Friday, November 25, 2005

Chinese Input Method Popularity

Here is an interesting post on Chinese input Methods from Lee Sau Dan in Sci.Lang.

Jer writes:

Hi - Has anyone read statistics about input methods used in China? I assume the Pinyin systems would be the most popular, followed by Wubi. (Wubizixing).

Lee Sau Dan writes:

In the sphere of traditional characters, Cangjie is quite popular,because it's ubiquitous and it's what professional typists are trained to use. Zhuyin (based on the bopomofo phonetic transcription system) may come next, but there are many people using various other methods. e.g. People in Hong Kong like to use Jian3yi4, which is a sort of broken Cangjie. Many use Cantonese-based input methods. In Taiwan, some Minnan-based methods are popular, too.

Jer writes:

Anyone care to predict the future?
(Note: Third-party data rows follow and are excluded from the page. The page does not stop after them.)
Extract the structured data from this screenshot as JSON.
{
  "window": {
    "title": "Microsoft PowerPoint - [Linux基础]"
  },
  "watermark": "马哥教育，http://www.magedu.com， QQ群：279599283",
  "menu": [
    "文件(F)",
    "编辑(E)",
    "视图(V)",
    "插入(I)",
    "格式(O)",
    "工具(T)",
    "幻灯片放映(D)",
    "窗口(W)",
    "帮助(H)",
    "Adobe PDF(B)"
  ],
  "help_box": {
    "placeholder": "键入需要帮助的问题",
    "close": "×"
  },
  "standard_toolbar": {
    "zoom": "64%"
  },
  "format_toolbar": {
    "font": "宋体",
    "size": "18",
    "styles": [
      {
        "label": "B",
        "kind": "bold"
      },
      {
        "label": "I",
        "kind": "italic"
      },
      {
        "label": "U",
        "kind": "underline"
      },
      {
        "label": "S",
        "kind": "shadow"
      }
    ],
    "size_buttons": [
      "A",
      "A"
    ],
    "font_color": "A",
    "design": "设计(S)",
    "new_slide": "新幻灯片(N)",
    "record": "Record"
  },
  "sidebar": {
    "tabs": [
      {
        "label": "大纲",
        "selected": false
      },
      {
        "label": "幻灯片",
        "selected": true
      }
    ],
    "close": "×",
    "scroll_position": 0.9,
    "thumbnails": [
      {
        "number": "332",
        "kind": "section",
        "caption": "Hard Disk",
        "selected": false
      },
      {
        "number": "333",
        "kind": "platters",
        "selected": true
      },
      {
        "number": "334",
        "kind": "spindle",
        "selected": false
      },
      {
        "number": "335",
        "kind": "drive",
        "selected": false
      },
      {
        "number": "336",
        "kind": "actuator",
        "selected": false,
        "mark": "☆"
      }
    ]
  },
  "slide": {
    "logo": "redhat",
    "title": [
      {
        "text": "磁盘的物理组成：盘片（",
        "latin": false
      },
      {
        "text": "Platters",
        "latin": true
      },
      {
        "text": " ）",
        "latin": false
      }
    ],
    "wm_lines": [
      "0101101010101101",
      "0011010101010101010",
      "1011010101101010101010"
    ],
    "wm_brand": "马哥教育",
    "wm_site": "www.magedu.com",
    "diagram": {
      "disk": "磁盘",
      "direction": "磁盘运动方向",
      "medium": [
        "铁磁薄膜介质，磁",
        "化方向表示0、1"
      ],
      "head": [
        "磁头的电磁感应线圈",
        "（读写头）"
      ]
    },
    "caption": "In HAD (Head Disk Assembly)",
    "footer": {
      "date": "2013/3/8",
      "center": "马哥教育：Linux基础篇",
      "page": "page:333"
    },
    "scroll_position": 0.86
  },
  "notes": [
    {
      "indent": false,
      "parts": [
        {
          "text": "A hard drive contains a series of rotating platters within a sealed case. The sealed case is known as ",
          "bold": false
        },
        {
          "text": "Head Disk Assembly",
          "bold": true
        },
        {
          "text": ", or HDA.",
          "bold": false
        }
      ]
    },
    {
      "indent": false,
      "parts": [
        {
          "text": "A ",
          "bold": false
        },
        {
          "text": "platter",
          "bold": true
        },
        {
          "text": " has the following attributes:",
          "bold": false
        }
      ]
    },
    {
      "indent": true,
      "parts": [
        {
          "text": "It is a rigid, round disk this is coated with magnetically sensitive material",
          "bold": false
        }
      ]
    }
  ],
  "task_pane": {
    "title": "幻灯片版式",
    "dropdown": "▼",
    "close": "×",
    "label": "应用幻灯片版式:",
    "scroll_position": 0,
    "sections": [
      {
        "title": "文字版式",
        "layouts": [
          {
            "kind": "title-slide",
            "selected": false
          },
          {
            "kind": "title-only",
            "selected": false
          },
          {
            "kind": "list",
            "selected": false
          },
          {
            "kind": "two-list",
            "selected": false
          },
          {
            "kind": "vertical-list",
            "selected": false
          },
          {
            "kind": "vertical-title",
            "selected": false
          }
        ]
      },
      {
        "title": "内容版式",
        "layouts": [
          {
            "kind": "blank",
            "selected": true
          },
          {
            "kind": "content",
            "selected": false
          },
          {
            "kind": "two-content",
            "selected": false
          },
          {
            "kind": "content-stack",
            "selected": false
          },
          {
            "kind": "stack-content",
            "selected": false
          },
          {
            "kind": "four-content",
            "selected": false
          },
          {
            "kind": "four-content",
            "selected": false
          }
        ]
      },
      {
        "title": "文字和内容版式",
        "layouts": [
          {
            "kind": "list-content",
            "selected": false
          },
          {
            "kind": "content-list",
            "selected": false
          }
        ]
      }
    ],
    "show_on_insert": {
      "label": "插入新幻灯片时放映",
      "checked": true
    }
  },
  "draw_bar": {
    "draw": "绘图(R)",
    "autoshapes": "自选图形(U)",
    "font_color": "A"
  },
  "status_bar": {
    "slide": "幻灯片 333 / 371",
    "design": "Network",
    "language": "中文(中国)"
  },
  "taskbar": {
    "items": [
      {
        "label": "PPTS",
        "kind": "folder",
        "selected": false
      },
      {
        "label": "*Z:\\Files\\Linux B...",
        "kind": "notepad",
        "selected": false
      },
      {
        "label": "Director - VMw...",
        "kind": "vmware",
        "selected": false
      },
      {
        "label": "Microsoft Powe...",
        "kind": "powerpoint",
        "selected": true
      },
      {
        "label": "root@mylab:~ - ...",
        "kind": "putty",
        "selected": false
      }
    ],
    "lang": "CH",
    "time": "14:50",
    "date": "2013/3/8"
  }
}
Will it stay as it is now where most people prefer to type the pinyin pronunciation then choose the correct character, but more serious people put in the time to learn Wubi?

Lee Sau Dan writes:

Even those how don't bother to learn Wubi are using something other than plain Pinyin, because the latter is too slow to be used intensively. e.g. there is Jian3pin4, which substitutes some digraphs in Pinyin (e.g. "zh", "sh") with single keystrokes. And phrase-based input methods are gaining ground because of the increased inputting speed.

Jer writes:

I can't really picture a system faster than Wubi taking over.

Lee Sau Dan writes:

Go beyond the "type character by character" mindset and you'll be able to imagine faster methods. Is it too hard to imagine typing "i18n"and have the input method turn it into "internationalization" for you automagically? I don't think so.

Lee Sau Dan 李守敦

These last couple of lines hint at what is ahead in input methods.